There are few technologies as foundational to the modern internet as DNS. Actually, let me revise that. There are few technologies as foundational to networking as DNS. It forms the foundation for name resolution on basically every network big and small, even the little network that runs internally on your loopback port.
A couple weeks ago, Microsoft announced a preview feature for Windows they’re calling Zero Trust DNS, and I thought that presented a great opportunity to dive into what DNS is, the trouble with DNS from a security perspective, and what the ZTDNS technology is trying to do.

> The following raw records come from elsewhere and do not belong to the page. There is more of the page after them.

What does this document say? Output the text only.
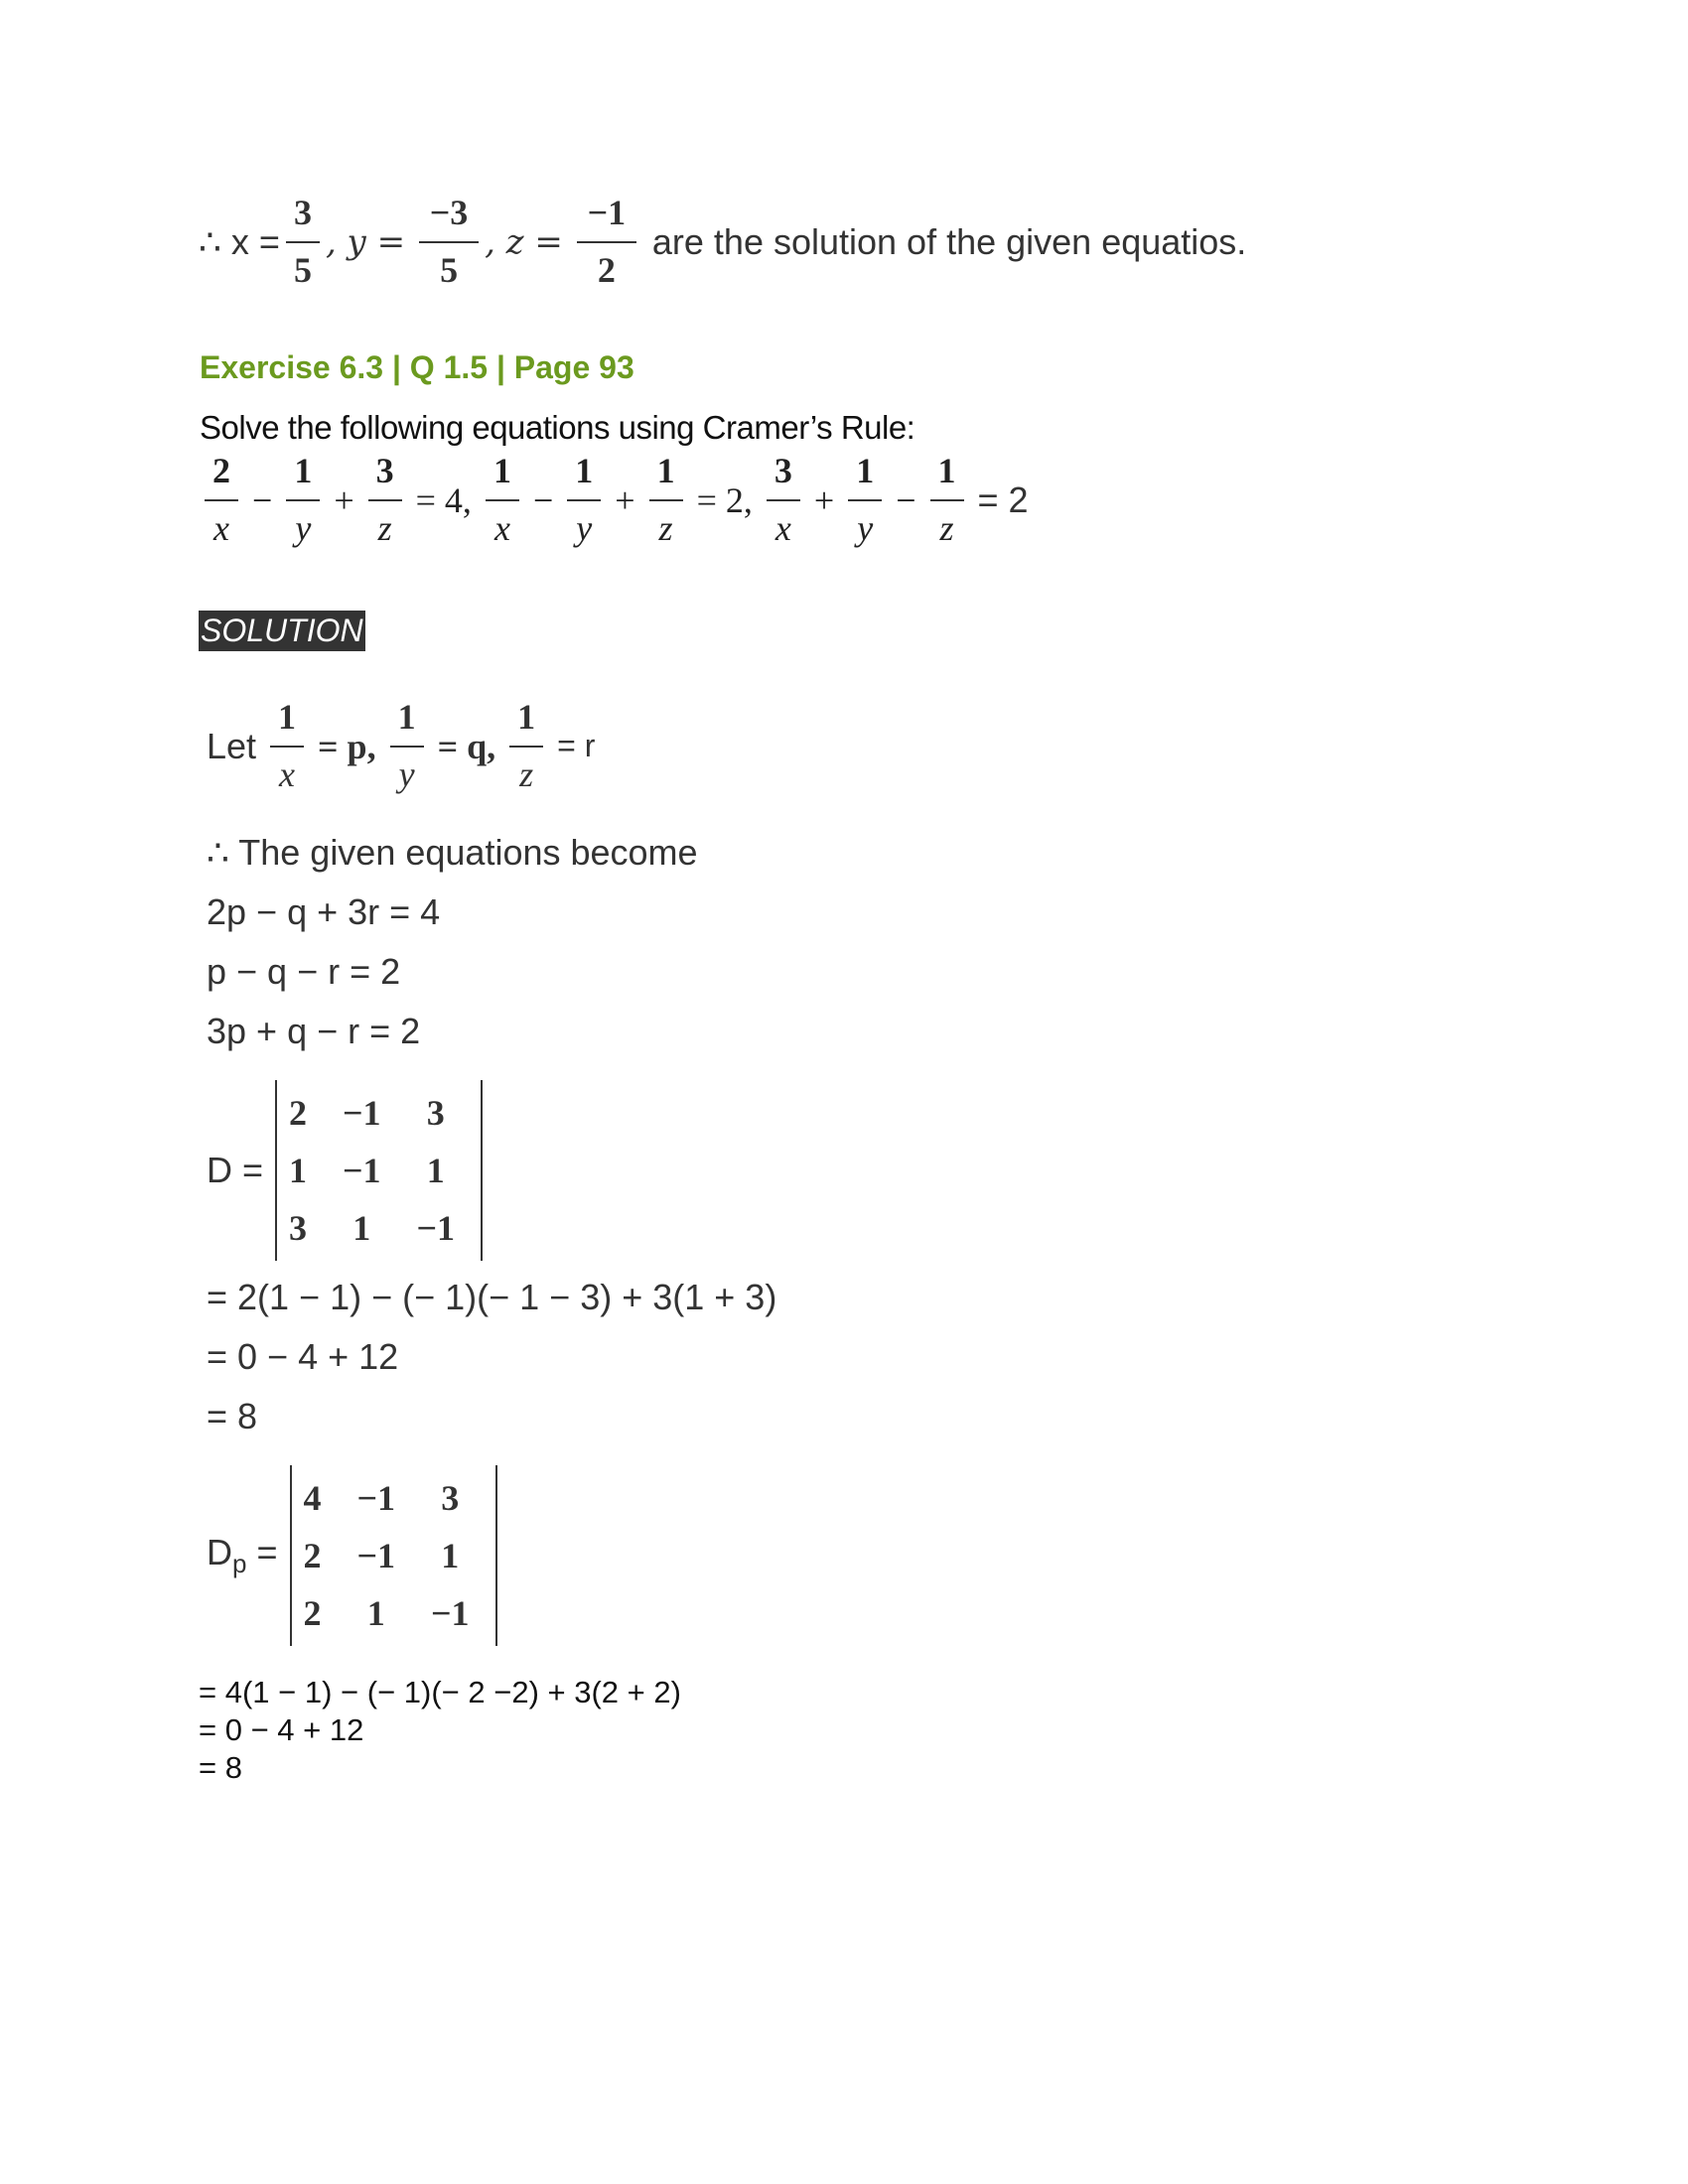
∴ $x = \frac{3}{5}$ , $y = \frac{-3}{5}$ , $z = \frac{-1}{2}$ are the solution of the given equatios.
Exercise 6.3 | Q 1.5 | Page 93
Solve the following equations using Cramer’s Rule:
$\frac{2}{x} - \frac{1}{y} + \frac{3}{z} = 4$, $\frac{1}{x} - \frac{1}{y} + \frac{1}{z} = 2$, $\frac{3}{x} + \frac{1}{y} - \frac{1}{z} = 2$
SOLUTION
Let $\frac{1}{x} = p$, $\frac{1}{y} = q$, $\frac{1}{z} = r$
∴ The given equations become
2p − q + 3r = 4
p − q − r = 2
3p + q − r = 2
D =
2	−1	3
1	−1	1
3	1	−1
= 2(1 − 1) − (− 1)(− 1 − 3) + 3(1 + 3)
= 0 − 4 + 12
= 8
$D_p$ =
4	−1	3
2	−1	1
2	1	−1
= 4(1 − 1) − (− 1)(− 2 −2) + 3(2 + 2)
= 0 − 4 + 12
= 8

I should also say that while I think the idea behind ZTDNS is interesting, it’s also proprietary, fragile, and Windows only. It’s not going to be a silver bullet for DNS security woes across the internet, so don’t get too excited.
Start From The Beginning
To understand the need for DNS, it’s useful to trace things back to where it all began. ARPANet. In 1969, two hosts were connected at UCLA and Stanford University. The hosts at each site were connected using interface message processors, or IMPs. Yes, that’s right. The gateway device at each ARPANet site was an IMP. Nerd culture has deep roots y’all and the jokes have never been that good.
The very early implementation of IMPs were really only meant to handle a single host at each site, but the standard allowed for multiple hosts. That's crazy thought! Who could imagine having multiple hosts at a site? The luxury! The very first hosts were an SDS Sigma 7 and SDS 940 at UCLA and Stanford respectively. They were incredibly expensive machines and not exactly common across universities, let alone businesses.
ARPANet kept adding more IMPs over the next fifteen years, while also developing new technologies to deal with the challenges of multi-host, multi-hop networking, transmission control between nodes, electronic communication, and more. Standards like TCP/IP, Ethernet, SMTP, and Telnet were all created during this time period.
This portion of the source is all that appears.